2022   Avatar. El sentido del agua   Avatar. The way of water   tt1630029   Español Kiri.

Lo mismo pasa con el diseño de los personajes, sobreabundancia y simplismo que acaba en empacho. Un menú redundante, con demasiados platos y pocas vitaminas, servidas eso sí, como si fuera los manjares del mejor de los restaurantes de lujo: el rebelde joven y el responsable, la adolescente rarita y compleja y sensible, la niña pequeña como alivio –o castigo– cómico. La madre coraje y salvaje, la anciana sabia y mística. No falta ni el antipático cazador de animales acuáticos gigantes –tienen filosofía y música y son más inteligentes que nosotros– que acaba recibiendo su consabido castigo entre los aplausos del público, que, puntualmente, va aplaudiendo y quejándose y emocionándose, donde toca.

Posee más complejidad y profundidad el plano de las rastas de uno de los personajes que la totalidad de sus parlamentos presuntamente filosóficos. Pero eso nada importa, o apenas nada, ya que lo que Cameron está haciendo es mostrarnos lo que es capaz con su nuevo juguete mecánico. Y la verdad es que el juguete da para mucho.
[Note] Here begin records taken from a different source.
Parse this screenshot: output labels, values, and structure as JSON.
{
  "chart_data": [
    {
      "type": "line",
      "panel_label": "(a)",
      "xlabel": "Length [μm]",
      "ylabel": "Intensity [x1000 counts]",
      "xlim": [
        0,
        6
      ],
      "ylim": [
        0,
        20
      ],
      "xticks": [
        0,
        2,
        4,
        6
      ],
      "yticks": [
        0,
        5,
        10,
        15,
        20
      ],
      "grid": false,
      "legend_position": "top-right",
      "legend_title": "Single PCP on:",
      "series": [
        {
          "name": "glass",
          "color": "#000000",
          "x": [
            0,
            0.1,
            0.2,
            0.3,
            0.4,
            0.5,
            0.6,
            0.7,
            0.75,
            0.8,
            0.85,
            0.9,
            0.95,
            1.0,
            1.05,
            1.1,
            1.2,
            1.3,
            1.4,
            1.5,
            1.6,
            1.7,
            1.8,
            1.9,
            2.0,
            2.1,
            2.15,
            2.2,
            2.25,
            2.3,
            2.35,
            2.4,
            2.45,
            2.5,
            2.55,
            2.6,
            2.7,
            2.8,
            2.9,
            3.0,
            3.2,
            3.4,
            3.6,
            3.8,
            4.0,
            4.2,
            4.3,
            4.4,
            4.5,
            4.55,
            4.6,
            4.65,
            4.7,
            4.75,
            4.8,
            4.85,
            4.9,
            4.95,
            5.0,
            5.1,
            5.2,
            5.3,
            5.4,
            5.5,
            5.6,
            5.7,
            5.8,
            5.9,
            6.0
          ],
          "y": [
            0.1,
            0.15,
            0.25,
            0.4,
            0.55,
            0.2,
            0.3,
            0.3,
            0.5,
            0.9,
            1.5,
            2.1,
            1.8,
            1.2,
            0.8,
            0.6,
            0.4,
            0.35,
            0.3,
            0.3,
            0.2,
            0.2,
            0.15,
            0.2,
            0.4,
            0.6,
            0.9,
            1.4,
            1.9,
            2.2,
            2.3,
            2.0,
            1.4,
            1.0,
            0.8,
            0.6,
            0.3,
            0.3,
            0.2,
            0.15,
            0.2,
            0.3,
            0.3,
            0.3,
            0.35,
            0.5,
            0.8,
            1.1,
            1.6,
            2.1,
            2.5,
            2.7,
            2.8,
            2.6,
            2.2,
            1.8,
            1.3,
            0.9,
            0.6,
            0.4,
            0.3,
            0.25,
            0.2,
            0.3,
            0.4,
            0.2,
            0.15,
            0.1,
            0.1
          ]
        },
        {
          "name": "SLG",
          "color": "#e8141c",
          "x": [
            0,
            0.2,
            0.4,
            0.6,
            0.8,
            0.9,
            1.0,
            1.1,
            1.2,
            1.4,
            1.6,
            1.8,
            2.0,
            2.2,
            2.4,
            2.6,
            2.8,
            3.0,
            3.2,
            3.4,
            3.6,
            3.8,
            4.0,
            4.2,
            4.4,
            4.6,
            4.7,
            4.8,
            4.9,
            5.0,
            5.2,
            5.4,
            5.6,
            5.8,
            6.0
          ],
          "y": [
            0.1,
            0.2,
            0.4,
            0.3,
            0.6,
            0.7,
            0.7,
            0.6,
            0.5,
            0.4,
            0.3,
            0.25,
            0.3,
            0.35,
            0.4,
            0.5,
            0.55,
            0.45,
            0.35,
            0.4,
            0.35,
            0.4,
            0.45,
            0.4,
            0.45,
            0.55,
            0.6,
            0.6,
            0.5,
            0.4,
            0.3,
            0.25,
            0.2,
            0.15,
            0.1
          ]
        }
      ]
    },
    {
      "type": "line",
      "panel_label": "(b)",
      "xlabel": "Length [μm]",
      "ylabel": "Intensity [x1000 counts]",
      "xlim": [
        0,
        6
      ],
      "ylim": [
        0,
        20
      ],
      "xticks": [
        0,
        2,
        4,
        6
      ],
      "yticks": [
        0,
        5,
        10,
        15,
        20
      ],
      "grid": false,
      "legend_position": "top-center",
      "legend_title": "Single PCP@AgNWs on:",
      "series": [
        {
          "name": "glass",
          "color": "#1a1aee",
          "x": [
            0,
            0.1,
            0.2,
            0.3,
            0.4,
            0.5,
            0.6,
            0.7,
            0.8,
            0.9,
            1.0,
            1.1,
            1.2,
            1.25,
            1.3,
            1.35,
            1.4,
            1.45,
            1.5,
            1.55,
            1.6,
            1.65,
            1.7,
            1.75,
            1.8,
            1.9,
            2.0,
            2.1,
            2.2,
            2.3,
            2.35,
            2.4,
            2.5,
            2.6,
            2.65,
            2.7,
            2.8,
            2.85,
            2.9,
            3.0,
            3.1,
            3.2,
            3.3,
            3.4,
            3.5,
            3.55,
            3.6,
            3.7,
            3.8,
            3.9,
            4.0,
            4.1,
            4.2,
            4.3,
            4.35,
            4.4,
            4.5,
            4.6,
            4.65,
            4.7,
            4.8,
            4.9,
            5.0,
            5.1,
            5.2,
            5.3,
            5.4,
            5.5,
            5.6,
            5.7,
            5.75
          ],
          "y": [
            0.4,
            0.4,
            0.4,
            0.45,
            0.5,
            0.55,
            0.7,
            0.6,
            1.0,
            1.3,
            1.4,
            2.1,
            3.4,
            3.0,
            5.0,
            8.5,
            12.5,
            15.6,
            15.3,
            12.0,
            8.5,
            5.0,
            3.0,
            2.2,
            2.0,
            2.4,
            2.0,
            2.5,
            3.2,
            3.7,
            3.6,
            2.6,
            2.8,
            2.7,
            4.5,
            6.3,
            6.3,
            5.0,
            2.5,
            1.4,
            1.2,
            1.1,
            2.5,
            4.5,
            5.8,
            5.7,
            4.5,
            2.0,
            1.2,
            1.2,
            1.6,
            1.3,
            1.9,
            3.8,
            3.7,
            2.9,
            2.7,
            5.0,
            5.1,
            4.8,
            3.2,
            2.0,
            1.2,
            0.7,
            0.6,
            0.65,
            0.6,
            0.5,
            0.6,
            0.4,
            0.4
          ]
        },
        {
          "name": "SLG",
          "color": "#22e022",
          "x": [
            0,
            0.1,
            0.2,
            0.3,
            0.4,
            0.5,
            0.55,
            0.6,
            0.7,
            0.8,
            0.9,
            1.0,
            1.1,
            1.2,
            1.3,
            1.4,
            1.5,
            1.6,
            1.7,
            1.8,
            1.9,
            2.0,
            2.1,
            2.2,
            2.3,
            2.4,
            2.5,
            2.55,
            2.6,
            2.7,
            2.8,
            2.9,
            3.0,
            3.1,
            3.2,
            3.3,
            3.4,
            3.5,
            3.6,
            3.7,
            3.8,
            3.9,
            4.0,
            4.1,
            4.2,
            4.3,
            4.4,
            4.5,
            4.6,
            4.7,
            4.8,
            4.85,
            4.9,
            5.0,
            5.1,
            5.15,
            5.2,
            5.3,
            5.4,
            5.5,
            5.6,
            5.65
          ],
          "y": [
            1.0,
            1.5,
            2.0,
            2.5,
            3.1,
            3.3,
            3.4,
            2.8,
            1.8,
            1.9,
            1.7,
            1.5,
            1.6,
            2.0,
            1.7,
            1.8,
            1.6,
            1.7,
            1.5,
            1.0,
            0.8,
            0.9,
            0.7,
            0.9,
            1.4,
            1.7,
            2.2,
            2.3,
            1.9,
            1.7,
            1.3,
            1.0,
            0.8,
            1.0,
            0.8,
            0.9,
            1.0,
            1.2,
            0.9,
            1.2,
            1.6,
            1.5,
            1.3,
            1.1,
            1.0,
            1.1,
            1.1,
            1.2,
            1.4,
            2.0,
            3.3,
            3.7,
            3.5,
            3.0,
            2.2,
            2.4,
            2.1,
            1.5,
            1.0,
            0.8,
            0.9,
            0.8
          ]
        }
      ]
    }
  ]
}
Le gusta tanto su herramienta que durante la segunda parte del film parece que se dedique a regrabar la mayor parte de sus películas con las posibilidades actuales, como si fuera un viejo poeta reescribiendo sus primeras plaquetes, pero en vez de aligerarlas de excesos juveniles, se empeñara en añadirles adjetivos.  Así, nos encontramos con un parte deudora de Piraña 2: los vampiros del mar, la réplica las persecuciones de Terminator, y casi calcada la parte final de Titanic o The Abyss. Para acabar de rematar, el final es de esos que se gastan ahora: interminable, abierto y sin fuste, para que quepa la nueva entrega.

El oscarizado director de cine James Cameron / EP

El oscarizado director de cine James Cameron / EP

En fin, salimos de la sesión derrengados, un poco hartos del espectáculo y del olor a palomitas, como en esas bodas que se alargan y bebemos demasiado y ya nos tomamos el ibuprofeno para contrarrestar la resaca. Una vez vista comprobamos que las redes siguen con su cantinela conocida. Loas mayúsculas y reproches excesivos. Que si apropiación de culturas ancestrales y folclorización del dolor. Puede ser. El mejor chiste de Twitter es el que dice que la mayor apropiación que hace Cameron es de la saga de los pitufos.

Pero, para ser sinceros, en el fondo, sentimos que algo especial –que tiene más que ver con la sociología o la nostalgia que con el arte cinematográfico– hemos sentido ante la película. Nos decimos que el cinematógrafo nació como espectáculo de feria, no como arte, y que fue precisamente esa condición la que lo colocó en su posición de preponderancia cultural en el siglo XX. Nos venimos arriba pensando que, después de todo, la película tiene algunas cosas salvables, y que sin duda puede ayudar a que las salas de cine no cierren.

Es probable que acudamos a ver la tercera parte. Nos decimos que, de vez en cuando, está bien dejarse los reparos en casa y volver a ser un espectador ingenuo de aquellos que acudían si saber que película irían a ver. Lo que importaba de verdad era acudir al cine. A la experiencia de la imagen compartida. A la vida –por decirlo con Garci– de repuesto. Y si teníamos suerte y la película era buena ya era la maravilla.